Par la rédaction de Gaz d’aujourd’hui

 

Les deux sociétés françaises Lhyfe et Elyse Energy ont annoncé leur collaboration sur le projet Green Coast qui doit voir le jour sur la zone industrialo-portuaire de Montoir-de-Bretagne et qui ambitionne une production annuelle de près de 150 000 tonnes d’e-méthanol partir d’hydrogène renouvelable à horizon 2028. « Un projet majeur » selon le président du directoire de Nantes Saint-Nazaire Port, Jean-Rémy Villageois, « une nouvelle brique à la décarbonation du territoire industriel Loire Estuaire, faisant également écho au projet de territoire GO CO₂ de captation et de valorisation de CO₂ fatal et biogénique émis par des industriels des Pays de la Loire et du Grand Ouest », alors que dans le port de Nantes Saint-Nazaire « 70 % des trafics maritimes sont liés aux énergies fossiles ».

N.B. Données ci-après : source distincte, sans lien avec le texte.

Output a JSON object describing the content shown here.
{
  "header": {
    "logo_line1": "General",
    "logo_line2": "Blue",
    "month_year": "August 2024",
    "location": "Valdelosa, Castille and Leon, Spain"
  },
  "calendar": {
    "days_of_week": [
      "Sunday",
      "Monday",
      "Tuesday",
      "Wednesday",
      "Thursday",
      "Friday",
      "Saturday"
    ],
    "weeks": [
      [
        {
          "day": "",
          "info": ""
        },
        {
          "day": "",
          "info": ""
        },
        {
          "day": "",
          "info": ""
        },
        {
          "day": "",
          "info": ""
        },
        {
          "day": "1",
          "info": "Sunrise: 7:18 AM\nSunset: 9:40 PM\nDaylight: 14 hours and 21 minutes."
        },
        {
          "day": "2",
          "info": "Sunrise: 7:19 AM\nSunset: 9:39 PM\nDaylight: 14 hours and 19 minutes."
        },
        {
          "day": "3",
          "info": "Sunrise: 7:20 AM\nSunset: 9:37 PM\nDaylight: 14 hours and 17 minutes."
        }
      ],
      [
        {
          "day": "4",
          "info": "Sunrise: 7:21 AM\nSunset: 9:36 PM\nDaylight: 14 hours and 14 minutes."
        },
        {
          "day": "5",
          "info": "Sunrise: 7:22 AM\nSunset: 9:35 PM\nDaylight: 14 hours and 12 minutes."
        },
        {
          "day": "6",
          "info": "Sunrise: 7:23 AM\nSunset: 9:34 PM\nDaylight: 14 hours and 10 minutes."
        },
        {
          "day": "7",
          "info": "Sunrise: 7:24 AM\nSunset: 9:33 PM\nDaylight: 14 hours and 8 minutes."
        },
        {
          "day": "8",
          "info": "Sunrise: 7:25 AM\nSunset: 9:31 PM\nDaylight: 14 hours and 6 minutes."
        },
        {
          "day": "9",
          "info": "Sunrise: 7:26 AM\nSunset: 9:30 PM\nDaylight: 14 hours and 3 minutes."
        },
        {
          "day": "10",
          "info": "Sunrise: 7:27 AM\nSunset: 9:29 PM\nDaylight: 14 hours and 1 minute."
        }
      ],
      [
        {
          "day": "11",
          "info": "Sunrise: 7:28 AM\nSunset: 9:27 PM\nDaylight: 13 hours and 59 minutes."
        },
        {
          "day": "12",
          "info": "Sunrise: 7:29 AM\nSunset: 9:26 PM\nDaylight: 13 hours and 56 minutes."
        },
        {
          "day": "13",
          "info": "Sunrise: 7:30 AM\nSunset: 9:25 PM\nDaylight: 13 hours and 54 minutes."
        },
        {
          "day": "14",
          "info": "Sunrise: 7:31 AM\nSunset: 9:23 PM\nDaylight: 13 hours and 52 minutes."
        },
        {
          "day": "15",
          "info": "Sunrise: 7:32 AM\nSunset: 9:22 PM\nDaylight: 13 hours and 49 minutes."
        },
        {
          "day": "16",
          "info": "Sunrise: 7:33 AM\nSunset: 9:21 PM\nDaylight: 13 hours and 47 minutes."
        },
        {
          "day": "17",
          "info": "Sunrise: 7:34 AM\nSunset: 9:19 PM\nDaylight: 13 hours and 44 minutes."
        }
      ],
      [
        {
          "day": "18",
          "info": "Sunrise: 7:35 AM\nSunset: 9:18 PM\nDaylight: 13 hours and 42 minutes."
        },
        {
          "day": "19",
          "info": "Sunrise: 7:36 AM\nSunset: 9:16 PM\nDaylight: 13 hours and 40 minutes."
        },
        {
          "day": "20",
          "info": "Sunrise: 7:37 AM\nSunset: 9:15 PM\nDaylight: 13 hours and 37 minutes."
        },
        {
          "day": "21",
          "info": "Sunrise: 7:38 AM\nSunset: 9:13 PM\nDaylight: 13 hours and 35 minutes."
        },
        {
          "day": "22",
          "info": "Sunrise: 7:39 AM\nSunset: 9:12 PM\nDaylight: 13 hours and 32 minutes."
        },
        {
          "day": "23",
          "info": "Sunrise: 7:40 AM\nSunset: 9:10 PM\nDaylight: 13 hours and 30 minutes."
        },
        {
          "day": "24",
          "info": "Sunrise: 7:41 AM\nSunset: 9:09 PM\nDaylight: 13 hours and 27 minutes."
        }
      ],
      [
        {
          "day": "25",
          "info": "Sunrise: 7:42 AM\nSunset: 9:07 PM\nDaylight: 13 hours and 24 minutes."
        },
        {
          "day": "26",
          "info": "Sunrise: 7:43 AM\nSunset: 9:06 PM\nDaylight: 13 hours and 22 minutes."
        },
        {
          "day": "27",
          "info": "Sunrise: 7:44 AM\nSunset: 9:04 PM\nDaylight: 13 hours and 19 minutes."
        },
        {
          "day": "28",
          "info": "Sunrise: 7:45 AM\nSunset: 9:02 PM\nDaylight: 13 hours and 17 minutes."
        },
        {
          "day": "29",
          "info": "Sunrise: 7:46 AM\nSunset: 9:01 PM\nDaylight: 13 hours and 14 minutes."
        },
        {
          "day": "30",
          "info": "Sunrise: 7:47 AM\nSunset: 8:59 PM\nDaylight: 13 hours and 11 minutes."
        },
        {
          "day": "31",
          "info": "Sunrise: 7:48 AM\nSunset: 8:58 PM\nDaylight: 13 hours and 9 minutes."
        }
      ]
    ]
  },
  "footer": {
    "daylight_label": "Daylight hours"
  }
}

150 000 tonnes par an d’e-méthanol

En 2023,, Nantes Saint-Nazaire Port a sélectionné Lhyfe pour construire une électrolyse d’une capacité de 210 MW soit l’équivalent d’une production de 85 tonnes d’hydrogène renouvelable par jour à horizon 2028. À proximité, Elyse Energy s’était également positionnée pour la production de carburant renouvelable sur la zone industrialo-portuaire. Une synergie qui a conduit les deux PME – qui ont multiplié ces dernières années les annonces de projet en France et en Europe – à signer un accord exclusif pour étudier la faisabilité de produire de l’e-méthanol à partir de cet hydrogène vert. Concrètement, l’e-méthanol est produit à partir d’hydrogène et de CO₂. L’hydrogène, obtenu par électrolyse de l’eau, devrait occuper une place de choix dans la décarbonation du monde maritime mais aussi pour décarboner le secteur de la chimie et relocaliser sa production. Elyse Energy envisage une production de 150 000 tonnes par an d’e-méthanol sur ce site. Cette production irait en priorité à la décarbonation du transport maritime, le restant serait destiné à décarboner la mobilité et les industries locales. Actuellement en cours de développement, la mise en œuvre du projet « reste subordonnée à l’octroi d’autorisation d’exploitation, de permis de construire, ainsi qu’à des décisions d’investissement financier » rappelle les acteurs du projet qui devrait atteindre le milliard d’euros d’investissements. « Les conclusions des premières études seront communiquées courant 2025. » Le projet Green Coast « s’inscrit pleinement dans la démarche Loire Estuaire Décarbonation, par sa capacité à décarboner massivement un pan majeur de notre économie qu’est le transport maritime » rappelle Tristan Lucazeau,  le président de l’association de décarbonation Loire Estuaire Adele. Le e-méthanol issu du projet permettra d’offrir une solution bas carbone locale aux acteurs du transports maritime, « tout en réduisant drastiquement les émissions de polluants atmosphériques émises par les navires et en œuvrant à la vitalité industrielle du territoire » rappelle de son côté président d’Elyse Energy Pascal Penicaud.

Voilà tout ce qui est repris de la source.